Multi Mic Vocal Recording? Whats a good setup?

Discussion in 'Vocals' started by halcyo, Dec 31, 2005.

  1. halcyo

    halcyo Active Member

    Jan 20, 2005
    I was hoping to experiment with using 2 mics for my vocal recordings. I have always used my soundelux u-195 as my main vocal mic, as it is the best mic I own, but I used to use a studio projects c-1 and I kinda liked that sound a bit too. The u-195 is definitley smoother, but the brightness of the c-1 seems to sound pretty nice on my voice as well... What is a good setup for using both of these in tangent. Do I just use the u-195 up close as usual, and then put the c-1 a foot or two away directly behind it? Will there be phase/timing issues at all? Any suggestions would be great. Obviously, I will have to try some things out to see what I like best, but I was wondering what someone else is doing.

  2. Pre Amp

    Pre Amp Guest

    Try recording the verses with one microphone, and use 2 different mic's on the chorus. I like doing that, for me I get a really big sound on the chorus lines and it sounds nice and full.
    Also, you can, but don't have to... record with both mic's at the same time.
    For instance, you could record an entire song with 1 microphone. And just use another microphone to add a little something to it. Simply by repeating your same lyric's, with a different mic or even preamp.
    This is how many bands get such a HUGH vocal sound. Bands that come to mind...
    Nickleback (big time on "Photograph")
    the list is long, these are just a few off the top of my head
    Good Luck!
  3. RemyRAD

    RemyRAD Member

    Sep 26, 2005
    Yes, you will have rather severe phasing problems by placing another microphone within 2 feet behind the other, even if you inches is not good sounding. Now some of this can be corrected in software since in general, most software will allow you to move your audio within a sample. So given that you are recording somewhere between 44.1kHz and 192kHz, you would be able to make both microphones appear " in phase" and virtually placed together except for the acoustical difference of the room and distance. Does the room have really good acoustics? Or are we talking about basement or modified bedroom? Otherwise, try keeping both capsules as close as possible and use both. Of course keeping the capsules very close, you will not be plagued by as much phasing problems. You have a huge palette of colors! Like being a little kid in a candy store! Decisions decisions decisions. Obviously you're already on your way to recording quality vocals.

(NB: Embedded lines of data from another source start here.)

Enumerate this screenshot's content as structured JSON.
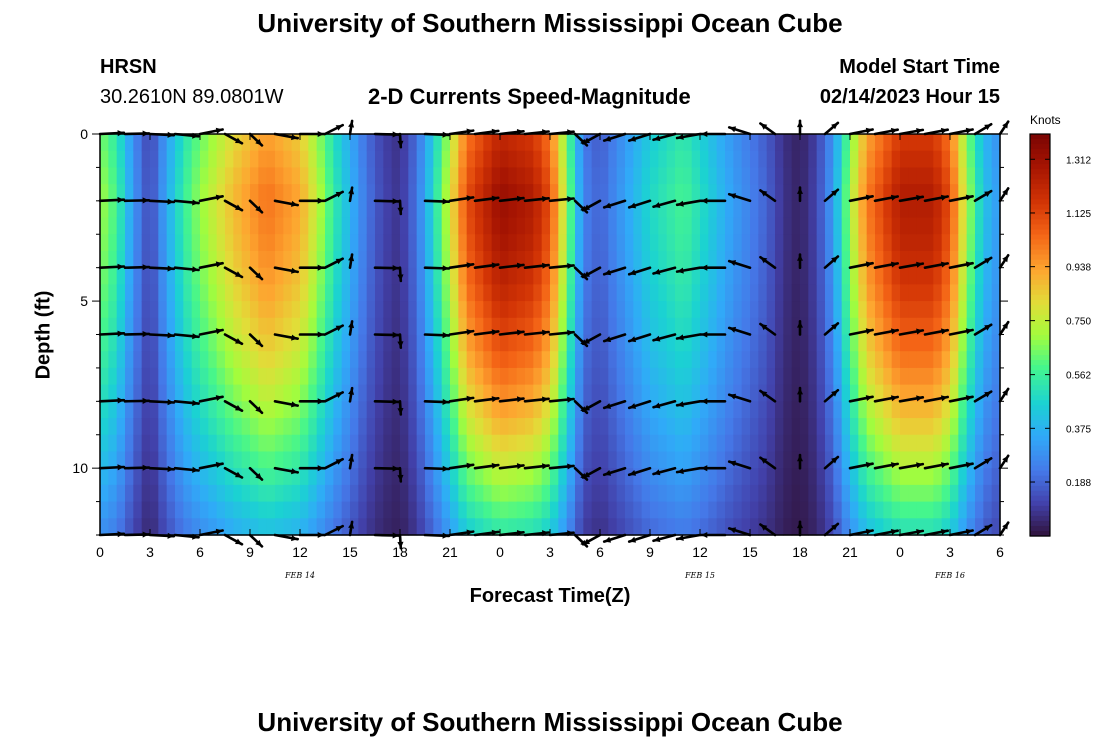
{
  "header": {
    "title": "University of Southern Mississippi Ocean Cube",
    "station_code": "HRSN",
    "coordinates": "30.2610N  89.0801W",
    "subtitle": "2-D Currents Speed-Magnitude",
    "model_start_label": "Model Start Time",
    "model_start_value": "02/14/2023 Hour 15"
  },
  "footer": {
    "title": "University of Southern Mississippi Ocean Cube"
  },
  "chart_data": {
    "type": "heatmap",
    "title": "2-D Currents Speed-Magnitude",
    "xlabel": "Forecast Time(Z)",
    "ylabel": "Depth (ft)",
    "x_range_hours": [
      0,
      54
    ],
    "y_range_ft": [
      0,
      12
    ],
    "y_inverted": true,
    "x_ticks": [
      {
        "hour": 0,
        "label": "0"
      },
      {
        "hour": 3,
        "label": "3"
      },
      {
        "hour": 6,
        "label": "6"
      },
      {
        "hour": 9,
        "label": "9"
      },
      {
        "hour": 12,
        "label": "12"
      },
      {
        "hour": 15,
        "label": "15"
      },
      {
        "hour": 18,
        "label": "18"
      },
      {
        "hour": 21,
        "label": "21"
      },
      {
        "hour": 24,
        "label": "0"
      },
      {
        "hour": 27,
        "label": "3"
      },
      {
        "hour": 30,
        "label": "6"
      },
      {
        "hour": 33,
        "label": "9"
      },
      {
        "hour": 36,
        "label": "12"
      },
      {
        "hour": 39,
        "label": "15"
      },
      {
        "hour": 42,
        "label": "18"
      },
      {
        "hour": 45,
        "label": "21"
      },
      {
        "hour": 48,
        "label": "0"
      },
      {
        "hour": 51,
        "label": "3"
      },
      {
        "hour": 54,
        "label": "6"
      }
    ],
    "y_ticks": [
      {
        "depth": 0,
        "label": "0"
      },
      {
        "depth": 5,
        "label": "5"
      },
      {
        "depth": 10,
        "label": "10"
      }
    ],
    "day_labels": [
      {
        "hour": 12,
        "label": "FEB 14"
      },
      {
        "hour": 36,
        "label": "FEB 15"
      },
      {
        "hour": 51,
        "label": "FEB 16"
      }
    ],
    "colorbar": {
      "units": "Knots",
      "min": 0.0,
      "max": 1.4,
      "ticks": [
        "0.188",
        "0.375",
        "0.562",
        "0.750",
        "0.938",
        "1.125",
        "1.312"
      ],
      "tick_values": [
        0.188,
        0.375,
        0.562,
        0.75,
        0.938,
        1.125,
        1.312
      ]
    },
    "speed_time_profile_knots": [
      [
        0,
        0.7
      ],
      [
        1,
        0.58
      ],
      [
        2,
        0.3
      ],
      [
        3,
        0.12
      ],
      [
        4,
        0.35
      ],
      [
        5,
        0.55
      ],
      [
        6,
        0.68
      ],
      [
        8,
        0.88
      ],
      [
        10,
        1.02
      ],
      [
        12,
        0.92
      ],
      [
        13,
        0.75
      ],
      [
        14,
        0.55
      ],
      [
        15,
        0.38
      ],
      [
        16,
        0.22
      ],
      [
        17,
        0.12
      ],
      [
        18,
        0.08
      ],
      [
        19,
        0.22
      ],
      [
        20,
        0.48
      ],
      [
        21,
        0.78
      ],
      [
        22,
        1.1
      ],
      [
        24,
        1.32
      ],
      [
        26,
        1.25
      ],
      [
        27,
        1.1
      ],
      [
        28,
        0.7
      ],
      [
        29,
        0.25
      ],
      [
        30,
        0.18
      ],
      [
        31,
        0.28
      ],
      [
        33,
        0.48
      ],
      [
        35,
        0.58
      ],
      [
        36,
        0.5
      ],
      [
        38,
        0.32
      ],
      [
        40,
        0.18
      ],
      [
        41,
        0.08
      ],
      [
        42,
        0.04
      ],
      [
        43,
        0.12
      ],
      [
        44,
        0.32
      ],
      [
        45,
        0.7
      ],
      [
        46,
        1.0
      ],
      [
        48,
        1.25
      ],
      [
        50,
        1.25
      ],
      [
        51,
        1.1
      ],
      [
        52,
        0.72
      ],
      [
        53,
        0.42
      ],
      [
        54,
        0.3
      ]
    ],
    "vector_depths_ft": [
      0,
      2,
      4,
      6,
      8,
      10,
      12
    ],
    "vector_direction_deg_by_hour": [
      [
        0,
        85
      ],
      [
        1,
        85
      ],
      [
        3,
        95
      ],
      [
        4,
        110
      ],
      [
        6,
        70
      ],
      [
        7,
        130
      ],
      [
        9,
        150
      ],
      [
        11,
        95
      ],
      [
        12,
        90
      ],
      [
        13,
        65
      ],
      [
        14,
        30
      ],
      [
        15,
        5
      ],
      [
        16,
        15
      ],
      [
        17,
        170
      ],
      [
        18,
        178
      ],
      [
        19,
        100
      ],
      [
        21,
        75
      ],
      [
        24,
        78
      ],
      [
        27,
        80
      ],
      [
        28,
        100
      ],
      [
        29,
        200
      ],
      [
        30,
        225
      ],
      [
        31,
        240
      ],
      [
        33,
        240
      ],
      [
        35,
        245
      ],
      [
        37,
        260
      ],
      [
        39,
        300
      ],
      [
        41,
        330
      ],
      [
        42,
        0
      ],
      [
        43,
        20
      ],
      [
        45,
        70
      ],
      [
        48,
        72
      ],
      [
        51,
        70
      ],
      [
        52,
        50
      ],
      [
        53,
        35
      ],
      [
        54,
        20
      ]
    ]
  }
}
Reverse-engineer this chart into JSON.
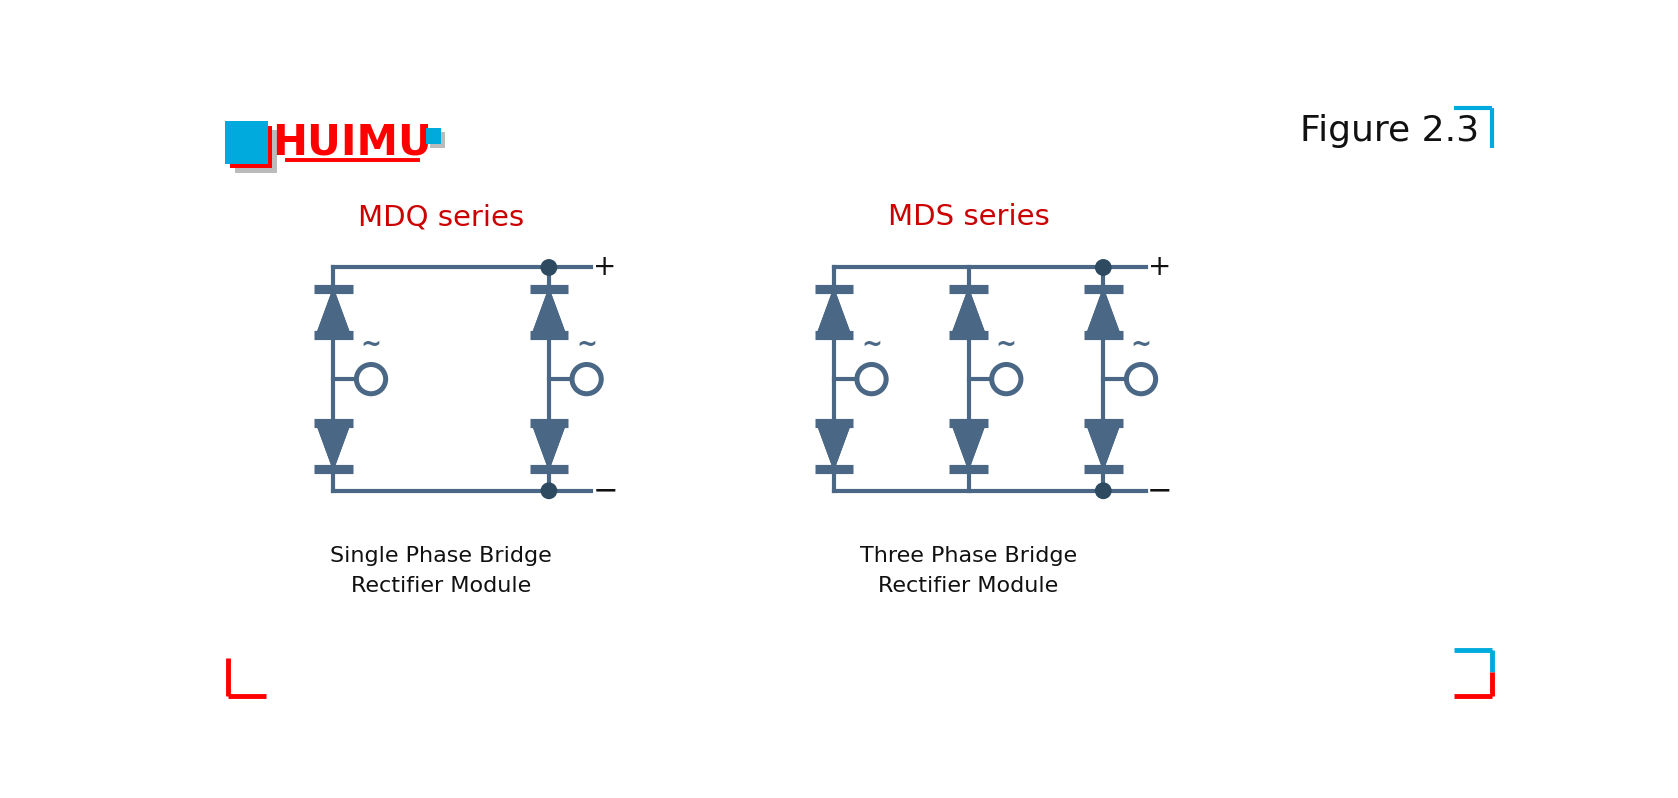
{
  "bg_color": "#ffffff",
  "circuit_color": "#4a6785",
  "circuit_lw": 3.0,
  "title_text": "Figure 2.3",
  "title_color": "#111111",
  "mdq_label": "MDQ series",
  "mds_label": "MDS series",
  "series_color": "#cc0000",
  "bottom_label_left": "Single Phase Bridge\nRectifier Module",
  "bottom_label_right": "Three Phase Bridge\nRectifier Module",
  "bottom_label_color": "#111111",
  "dot_color": "#2d4a60",
  "corner_color_red": "#ff0000",
  "corner_color_blue": "#00aadd",
  "logo_red": "#ff0000",
  "logo_blue": "#00aadd",
  "logo_gray": "#bbbbbb",
  "diode_hw": 0.22,
  "diode_hh": 0.3
}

    Another suggestion. If either of your microphones are variable pattern (I'm not intimately familiar with either), why not try recording your vocals in MS stereo? This would require you to definitely keep one capsule over top the other capsule. Even if the microphones are not identically matched, MS still works provided your " figure of 8" microphone is perpendicular (i.e. sideways) to your face on cardioid microphone capsule. Most software, after you have recorded those 2 channels, have some kind of preset for decoding MS. If not, take the channel of the perpendicular figure of 8 and copy it to a second track. Take those 2 tracks, pan one left in the other pan right. Then you flip phase on the second channel, or right channel. Face on cardioid, goes to center (i.e. mono). There you go, great sounding solid center, Mono compatibility, stereo vocal!

    Now wasn't that simple?

    Remy Ann David
  4. GoshenSound

    GoshenSound Guest

    I have a U195 and just as you do, I use it mostly for vocals. Most of the recording I do is pop\rock male vocals and I usually have an SM7, directly below the U195 and either blend them or choose the better mic for the voice. SM7 is not that expensive (300$ around) and is great vocal mic.